The tech giant Apple is involved in a project that could produce CO2 free aluminium. Photo credit: Apple.


By Anders Lorenzen 

The tech giant Apple has said they’re investing in a groundbreaking project that can deliver CO2 free aluminium.

The company says they have played a key role in a joint project which they believe could help change global manufacturing. They have joined forces with the aluminium giants Alcoa Corporation and Rio Tinto Aluminium to commercialise a patented technology that eliminates direct greenhouse gas emissions from the traditional smelting process, a key step in aluminium production. This is believed to be a revolutionary advancement in the manufacturing of one of the world’s most widely used metals. The partnership also includes a combined investment of $144 million towards future research and development by the Canadian central government and the regional government of Quebec.

Not only is aluminium a key element in many Apple products but it is also used in a host of other industries such as transportation, construction, electrical infrastructure, and other consumer products, just to mention a few. Therefore drastically reducing emissions in the aluminium production process could be hugely important.

The process

Apple says they have long searched for methods to reduce the CO2 impact from producing aluminium, and actually started that search in 2015. The company says that after meeting with the biggest aluminium companies, independent labs and startups around the world, their engineers Brian Lynch, Jim Yurko and Katie Sassaman found their answer at Alcoa Corporation. The engineers learned that Alcoa had designed a completely new process that replaces the carbon sources involved in the process with an advanced conductive material that, instead of carbon dioxide, releases oxygen. The potential environmental impact was huge. Apple says to help realise it quickly, Alcoa needed a partner.

That was when Apple brought Rio Tinto to the table.
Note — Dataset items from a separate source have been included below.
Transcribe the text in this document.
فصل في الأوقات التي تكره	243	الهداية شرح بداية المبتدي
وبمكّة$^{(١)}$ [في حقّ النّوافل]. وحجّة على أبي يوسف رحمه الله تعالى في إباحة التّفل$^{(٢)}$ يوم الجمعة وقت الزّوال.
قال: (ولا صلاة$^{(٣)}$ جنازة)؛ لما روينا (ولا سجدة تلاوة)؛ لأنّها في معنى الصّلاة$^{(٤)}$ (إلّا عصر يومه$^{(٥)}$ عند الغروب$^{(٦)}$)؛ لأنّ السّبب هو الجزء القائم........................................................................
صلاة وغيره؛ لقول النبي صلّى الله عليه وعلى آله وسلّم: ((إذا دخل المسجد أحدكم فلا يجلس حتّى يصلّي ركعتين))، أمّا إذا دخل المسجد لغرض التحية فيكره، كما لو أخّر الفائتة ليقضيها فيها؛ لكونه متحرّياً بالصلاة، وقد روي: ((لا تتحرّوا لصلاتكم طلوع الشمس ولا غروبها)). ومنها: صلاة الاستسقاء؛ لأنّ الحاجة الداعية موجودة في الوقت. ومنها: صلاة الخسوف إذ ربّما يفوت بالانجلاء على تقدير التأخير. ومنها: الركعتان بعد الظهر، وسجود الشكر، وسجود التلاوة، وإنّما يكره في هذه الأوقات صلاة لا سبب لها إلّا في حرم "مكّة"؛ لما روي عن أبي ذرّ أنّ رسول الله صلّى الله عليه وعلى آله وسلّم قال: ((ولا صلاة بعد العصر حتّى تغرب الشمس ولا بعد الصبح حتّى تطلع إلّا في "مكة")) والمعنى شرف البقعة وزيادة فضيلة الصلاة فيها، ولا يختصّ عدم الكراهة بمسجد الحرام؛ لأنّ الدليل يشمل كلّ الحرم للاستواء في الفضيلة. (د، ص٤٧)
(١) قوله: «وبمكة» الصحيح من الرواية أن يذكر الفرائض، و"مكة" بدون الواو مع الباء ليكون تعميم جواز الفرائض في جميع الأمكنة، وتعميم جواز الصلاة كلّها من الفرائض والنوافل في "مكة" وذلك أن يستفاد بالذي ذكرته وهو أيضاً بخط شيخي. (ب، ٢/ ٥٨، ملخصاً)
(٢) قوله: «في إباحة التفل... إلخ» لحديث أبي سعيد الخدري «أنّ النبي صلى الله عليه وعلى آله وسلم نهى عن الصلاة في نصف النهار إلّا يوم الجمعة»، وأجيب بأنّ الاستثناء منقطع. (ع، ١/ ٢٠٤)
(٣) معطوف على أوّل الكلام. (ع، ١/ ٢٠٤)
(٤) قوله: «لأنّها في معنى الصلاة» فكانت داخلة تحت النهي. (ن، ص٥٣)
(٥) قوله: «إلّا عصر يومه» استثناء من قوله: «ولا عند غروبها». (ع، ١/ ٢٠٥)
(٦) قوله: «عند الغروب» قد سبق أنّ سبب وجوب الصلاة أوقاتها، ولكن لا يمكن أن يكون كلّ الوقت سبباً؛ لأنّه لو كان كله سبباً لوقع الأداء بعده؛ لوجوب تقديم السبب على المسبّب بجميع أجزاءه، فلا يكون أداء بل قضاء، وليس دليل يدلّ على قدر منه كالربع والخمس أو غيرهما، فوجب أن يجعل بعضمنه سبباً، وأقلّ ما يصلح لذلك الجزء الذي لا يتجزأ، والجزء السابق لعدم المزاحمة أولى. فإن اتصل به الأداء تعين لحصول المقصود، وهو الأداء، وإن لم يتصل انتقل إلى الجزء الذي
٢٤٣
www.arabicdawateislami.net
They believed the mining giant had a robust worldwide presence as well as deep experience in smelting technology development and international sales and commercialisation.

Together, the two aluminium companies formed a joint venture called Elysis, which will work to develop this technology further for larger scale production and commercialisation, with a package planned for sale beginning in 2024. Apple says they will continue to provide technical support as well. The patent-pending technology is already in use at the Alcoa Technical Centre, outside Pittsburgh, and this project will invest more than $30 million in the United States.

The tech giant says if fully developed and implemented, this new method has the potential to eliminate direct greenhouse gas emissions from the smelting process around the world, strengthening the closely integrated Canada-United States aluminium and manufacturing industries.

Aluminium has been mass produced in the same way since 1886 when the process was pioneered by Alcoa’s founder, Charles Hall. The process involves applying a strong electrical current to alumina, which removes oxygen. Both Hall’s original experiments and today’s largest smelters use a carbon material that burns during the process, producing greenhouse gases.

Apple CEO Tim Cook said: “Apple is committed to advancing technologies that are good for the planet and help protect it for generations to come. We are proud to be part of this ambitious new project, and look forward to one day being able to use aluminium produced without direct greenhouse gas emissions in the manufacturing of our products.”

Apple’s did not waste any time loading their other green credentials, also announcing that last month all of its facilities are now powered with 100 percent clean energy and 23 of its suppliers have committed to do the same. Additionally, as part of the company’s goal to eventually make all of its products from recycled or renewable materials, it debuted Daisy, a robot that can more efficiently disassemble iPhones to recover valuable parts for future high tech recycling.